Solon’s point, a technical one to put it mildly, was that his verses did not qualify as a formal proposition. But his message could hardly have been plainer.
Let us go to Salamis to fight for a beautiful island
And clear away bitter disgrace.
In what must have been a preplanned move, Solon’s friends, and in particular the leader of the peasant faction, Pisistratus, praised the poem to the skies and advised the people to act on his words. The law was repealed and war was declared against Megara. Solon took command of an expeditionary force and set off with Pisistratus on his staff to conquer the island.

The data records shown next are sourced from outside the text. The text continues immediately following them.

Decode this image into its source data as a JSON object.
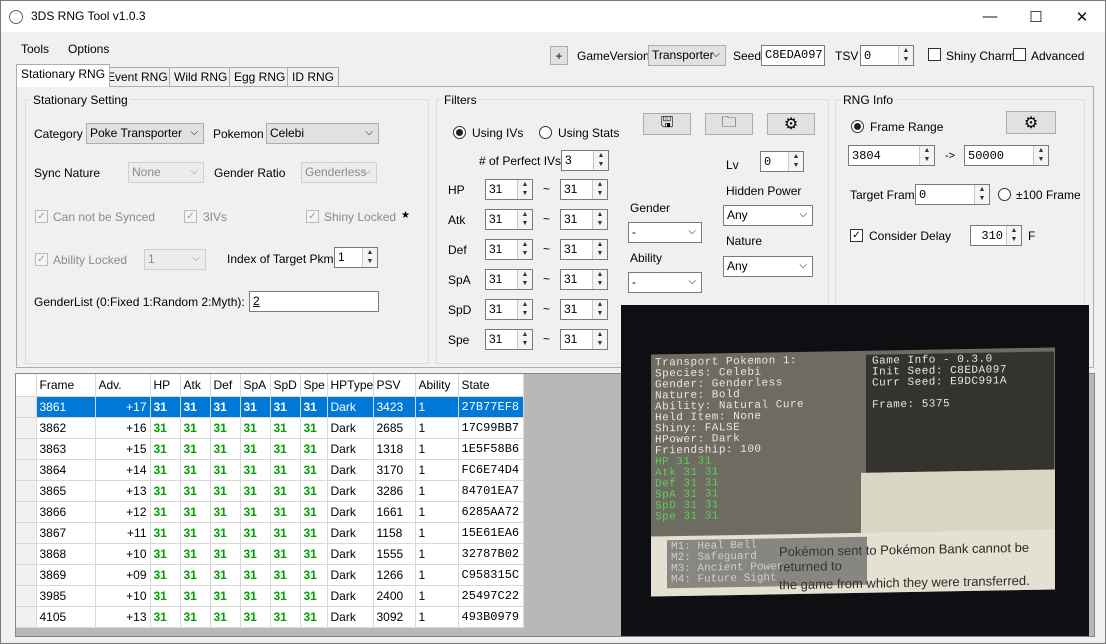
{
  "window": {
    "title": "3DS RNG Tool v1.0.3",
    "minimize": "—",
    "maximize": "☐",
    "close": "✕"
  },
  "menu": {
    "tools": "Tools",
    "options": "Options"
  },
  "toolbar": {
    "plus_label": "+",
    "game_version_label": "GameVersion",
    "game_version_value": "Transporter",
    "seed_label": "Seed",
    "seed_value": "C8EDA097",
    "tsv_label": "TSV",
    "tsv_value": "0",
    "shiny_charm_label": "Shiny Charm",
    "advanced_label": "Advanced"
  },
  "tabs": [
    "Stationary RNG",
    "Event RNG",
    "Wild RNG",
    "Egg RNG",
    "ID RNG"
  ],
  "stationary": {
    "title": "Stationary Setting",
    "category_label": "Category",
    "category_value": "Poke Transporter",
    "pokemon_label": "Pokemon",
    "pokemon_value": "Celebi",
    "sync_nature_label": "Sync Nature",
    "sync_nature_value": "None",
    "gender_ratio_label": "Gender Ratio",
    "gender_ratio_value": "Genderless",
    "cannot_sync_label": "Can not be Synced",
    "threeivs_label": "3IVs",
    "shiny_locked_label": "Shiny Locked",
    "star": "★",
    "ability_locked_label": "Ability Locked",
    "ability_value": "1",
    "index_target_label": "Index of Target Pkm",
    "index_target_value": "1",
    "genderlist_label": "GenderList (0:Fixed 1:Random 2:Myth):",
    "genderlist_value": "2"
  },
  "filters": {
    "title": "Filters",
    "using_ivs": "Using IVs",
    "using_stats": "Using Stats",
    "perfect_ivs_label": "# of Perfect IVs",
    "perfect_ivs_value": "3",
    "stats": [
      {
        "label": "HP",
        "min": "31",
        "max": "31"
      },
      {
        "label": "Atk",
        "min": "31",
        "max": "31"
      },
      {
        "label": "Def",
        "min": "31",
        "max": "31"
      },
      {
        "label": "SpA",
        "min": "31",
        "max": "31"
      },
      {
        "label": "SpD",
        "min": "31",
        "max": "31"
      },
      {
        "label": "Spe",
        "min": "31",
        "max": "31"
      }
    ],
    "tilde": "~",
    "gender_label": "Gender",
    "gender_value": "-",
    "ability_label": "Ability",
    "ability_value": "-",
    "lv_label": "Lv",
    "lv_value": "0",
    "hidden_power_label": "Hidden Power",
    "hidden_power_value": "Any",
    "nature_label": "Nature",
    "nature_value": "Any"
  },
  "rnginfo": {
    "title": "RNG Info",
    "frame_range_label": "Frame Range",
    "frame_start": "3804",
    "arrow": "->",
    "frame_end": "50000",
    "target_frame_label": "Target Frame",
    "target_frame_value": "0",
    "plus100_label": "±100 Frame",
    "consider_delay_label": "Consider Delay",
    "delay_value": "310",
    "delay_unit": "F"
  },
  "grid": {
    "columns": [
      "Frame",
      "Adv.",
      "HP",
      "Atk",
      "Def",
      "SpA",
      "SpD",
      "Spe",
      "HPType",
      "PSV",
      "Ability",
      "State"
    ],
    "rows": [
      [
        "3861",
        "+17",
        "31",
        "31",
        "31",
        "31",
        "31",
        "31",
        "Dark",
        "3423",
        "1",
        "27B77EF8"
      ],
      [
        "3862",
        "+16",
        "31",
        "31",
        "31",
        "31",
        "31",
        "31",
        "Dark",
        "2685",
        "1",
        "17C99BB7"
      ],
      [
        "3863",
        "+15",
        "31",
        "31",
        "31",
        "31",
        "31",
        "31",
        "Dark",
        "1318",
        "1",
        "1E5F58B6"
      ],
      [
        "3864",
        "+14",
        "31",
        "31",
        "31",
        "31",
        "31",
        "31",
        "Dark",
        "3170",
        "1",
        "FC6E74D4"
      ],
      [
        "3865",
        "+13",
        "31",
        "31",
        "31",
        "31",
        "31",
        "31",
        "Dark",
        "3286",
        "1",
        "84701EA7"
      ],
      [
        "3866",
        "+12",
        "31",
        "31",
        "31",
        "31",
        "31",
        "31",
        "Dark",
        "1661",
        "1",
        "6285AA72"
      ],
      [
        "3867",
        "+11",
        "31",
        "31",
        "31",
        "31",
        "31",
        "31",
        "Dark",
        "1158",
        "1",
        "15E61EA6"
      ],
      [
        "3868",
        "+10",
        "31",
        "31",
        "31",
        "31",
        "31",
        "31",
        "Dark",
        "1555",
        "1",
        "32787B02"
      ],
      [
        "3869",
        "+09",
        "31",
        "31",
        "31",
        "31",
        "31",
        "31",
        "Dark",
        "1266",
        "1",
        "C958315C"
      ],
      [
        "3985",
        "+10",
        "31",
        "31",
        "31",
        "31",
        "31",
        "31",
        "Dark",
        "2400",
        "1",
        "25497C22"
      ],
      [
        "4105",
        "+13",
        "31",
        "31",
        "31",
        "31",
        "31",
        "31",
        "Dark",
        "3092",
        "1",
        "493B0979"
      ]
    ]
  },
  "photo": {
    "left_lines": [
      "Transport Pokemon 1:",
      "Species: Celebi",
      "Gender: Genderless",
      "Nature: Bold",
      "Ability: Natural Cure",
      "Held Item: None",
      "Shiny: FALSE",
      "HPower: Dark",
      "Friendship: 100"
    ],
    "iv_lines": [
      "HP   31  31",
      "Atk  31  31",
      "Def  31  31",
      "SpA  31  31",
      "SpD  31  31",
      "Spe  31  31"
    ],
    "right_lines": [
      "Game Info - 0.3.0",
      "Init Seed: C8EDA097",
      "Curr Seed: E9DC991A",
      "",
      "Frame: 5375"
    ],
    "moves": [
      "M1: Heal Bell",
      "M2: Safeguard",
      "M3: Ancient Power",
      "M4: Future Sight"
    ],
    "bottom_text_1": "Pokémon sent to Pokémon Bank cannot be returned to",
    "bottom_text_2": "the game from which they were transferred."
  }
}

They sailed past a headland on the southern coast of Attica and saw a large number of Athenian women sacrificing to the harvest goddess Demeter. A man who made himself out to be a deserter was dispatched to the Megarians. He told them that if they hurried they would be able to capture the wives and daughters of many leading Athenian families. The Megarians fell into the trap and sent a party of men to kidnap them. Meanwhile the women were sent away and replaced by attractive young men in dresses who did not yet need to shave. They caught the Megarians completely by surprise and killed them all.